Donald Othmer (1904–1995), co-editor of the Kirk-Othmer Encyclopedia of Chemical Technology, held more than 150 U.S. and foreign patents, most of which he obtained while working as a full-time professor of chemical engineering at the Polytechnic Institute of New York (formerly Brooklyn Polytechnic).
Othmer's high school teachers in solid geometry and chemistry alerted him to the then new field of chemical engineering. From Central High School in Omaha, Nebraska, he went to the Armour Institute in Chicago (now Illinois Institute of Technology), the University of Nebraska, and the University of Michigan. With a Michigan doctorate in chemical engineering in hand, he went to work for Eastman Kodak in Rochester, New York, which was then converting to the production of "safety" film—cellulose acetate—instead of the dangerously explosive cellulose nitrate. While working out the problems of acetic acid recovery from the acetate-making process, Othmer invented a basic laboratory device, the "Othmer still," for the simple and precise determination of vapor–liquid equilibrium data. It is used in industry worldwide and is also commonly found in physical chemistry teaching laboratories. When the Depression forced a slowdown in Kodak's expansion, Othmer decided to run his own business as an independent consultant, until lean economic times made selling patent rights an increasingly problematic activity.

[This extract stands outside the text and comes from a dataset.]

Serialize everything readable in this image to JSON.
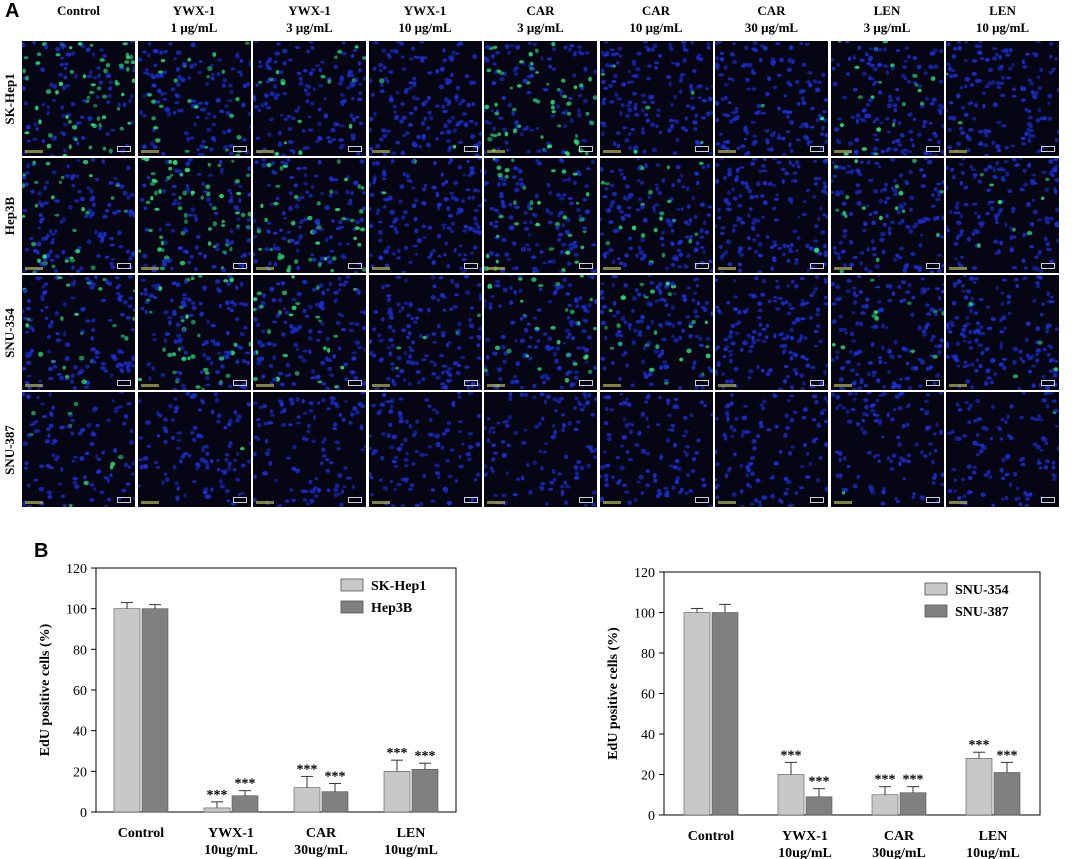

In 1932 Othmer joined the Brooklyn Polytechnic faculty, a position that provided him economic stability. There he collaborated on the Encyclopedia of Chemical Technology with Raymond Kirk, a colleague in the chemistry department. Othmer continued to devise process innovations and patent them, commonly following up topics introduced by his students, who were often already working in the chemical industry but taking classes in the evenings or weekends to complete academic degrees. Othmer's patents cover methods, processes, and equipment for the manufacture and processing of chemicals, solvents, synthetic fibers, acetic acid, and methanol. He long advocated using methanol as a fuel for motor vehicles because it contains fewer pollutants and in the long run is more plentiful than gasoline. Other projects included providing potable water through desalinization plants and improving the processing of domestic and industrial sewage. Vacations and summers found Othmer traveling worldwide to advise on the installation of his various patented processes.
Donald Othmer and his wife, Mildred, donated generously over the years to support medical care facilities and institutions devoted to chemistry and chemical engineering.